Brandel Chamblee’s incendiary comments in an Q&A with Golfweek’s Adam Schupak only further fanned the flames as parts two and three of the interview were published late last week.
After saying modern golf instructors have “taught flawed philosophies and these philosophies finally got bitch-slapped by reality,” the CEO and President of the PGA of America filed a scathing joint statement in a letter to the editor calling Chamblee’s comments “offensive, sexist and disgraceful.”
Chamblee’s onslaught continued in the second and third installments of the interview in which he called out decisions made by Rickie Fowler, Jordan Spieth and their respective swing instructors.
The rebuttal this time didn’t come from the PGA of America brass, but instead from some of the game’s most respected teachers, including Claude Harmon III and Michael Breed.
Brandel Chamblee didn’t hold back on his thoughts involving a few of the game’s top players and instructors. ? https://t.co/Cvkv5Zv61g
— Golf Digest (@GolfDigest) March 26, 2020
“I worked at Sky TV for four years doing what Brandel does, and it’s brutal how hard that job is,” Harmon, who coaches Brooks Koepka, told GolfDigest.com’s Matthew Rudy. “Brandel is a television character. He’s an actor. He has a role he performs, and he does a great job at it. Brandel is a thinker, and he does a lot of research. He’s 100 percent entitled to his opinions. But when it comes to talking about the swing and about golf instruction, it’s hard to take him seriously. He doesn’t give lessons, or have a body of work to evaluate.”
“What you’re really hearing is a guy who was frustrated he didn’t perform at the level he thought he should have performed at,” Michael Breed said on his SiriusXM PGA Tour Radio show. “And it has to be somebody’s fault. It can’t be mine, so it has to be a coach or a teacher. Maybe you just weren’t that good.”
Speaking about Spieth specifically, Chamblee showed Schupak two videos he had saved on his phone of Spieth’s swing from 2015 and from 2019, and critiqued the 26-year-old 3-time major champion’s balance.

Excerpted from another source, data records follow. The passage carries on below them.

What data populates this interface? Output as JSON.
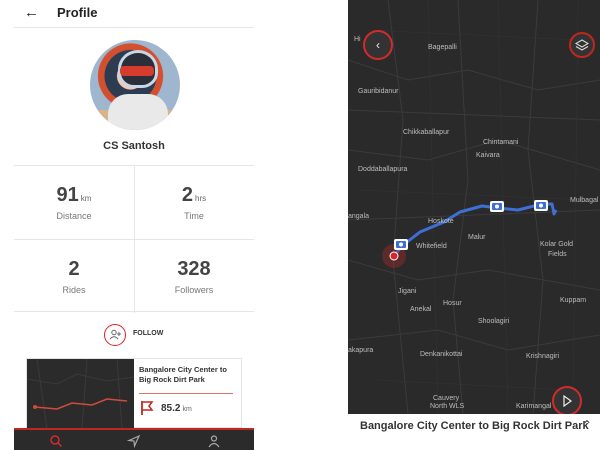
{
  "profile": {
    "header_title": "Profile",
    "name": "CS Santosh",
    "stats": [
      {
        "value": "91",
        "unit": "km",
        "label": "Distance"
      },
      {
        "value": "2",
        "unit": "hrs",
        "label": "Time"
      },
      {
        "value": "2",
        "unit": "",
        "label": "Rides"
      },
      {
        "value": "328",
        "unit": "",
        "label": "Followers"
      }
    ],
    "follow_label": "FOLLOW",
    "ride": {
      "title": "Bangalore City Center to Big Rock Dirt Park",
      "distance": "85.2",
      "distance_unit": "km"
    }
  },
  "map": {
    "labels": [
      "Bagepalli",
      "Gauribidanur",
      "Chikkaballapur",
      "Chintamani",
      "Kaivara",
      "Doddaballapura",
      "Hoskote",
      "Malur",
      "Mulbagal",
      "Whitefield",
      "Kolar Gold",
      "Fields",
      "Jigani",
      "Anekal",
      "Hosur",
      "Kuppam",
      "Shoolagiri",
      "Denkanikottai",
      "Krishnagiri",
      "Cauvery",
      "North WLS",
      "Karimangal",
      "Hi",
      "angala",
      "akapura"
    ],
    "route_title": "Bangalore City Center to Big Rock Dirt Park"
  },
  "colors": {
    "accent": "#d32b2b",
    "route": "#3d6fd6",
    "map_bg": "#2a2a2a"
  }
}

“There’s consequences to these movements,” Chamblee said. “You cannot change the engine pattern. (The video from 2015) is how Jordan plays his best golf. Why would his teacher tell him to change that? Why? He’s either being told to do that or whoever’s watching him doesn’t see that he’s doing that. That would take two seconds to fix. Two seconds. But he’s clearly been told that or somebody’s watching him who is not aware.”
While Spieth’s teacher, Cameron McCormick, hasn’t responded publicly, Harmon III spoke to the comments.
“It takes two minutes to call somebody’s agent to reach out, or, better yet, to walk over to Brooks or to me or to anybody else on a practice range and say what you want to say or ask questions to get some more information. Or, you can sit at 35,000 feet and criticize,” Harmon said. “The Spieth stuff? The problem is that I never see Brandel in the world I live in. Gary Koch comes and stands on the range for hours, just watching. And if he thinks he’s going to talk about a player, he asks questions so he can get details and context. The only time I’ve even seen Brandel at a tour event is in a cart, getting driven back and forth from the media compound.
“My job would be so much easier if I could just give opinions in a vacuum, but my opinions have consequences. His don’t. Brandel is in the opinion business. I’m in the results business.”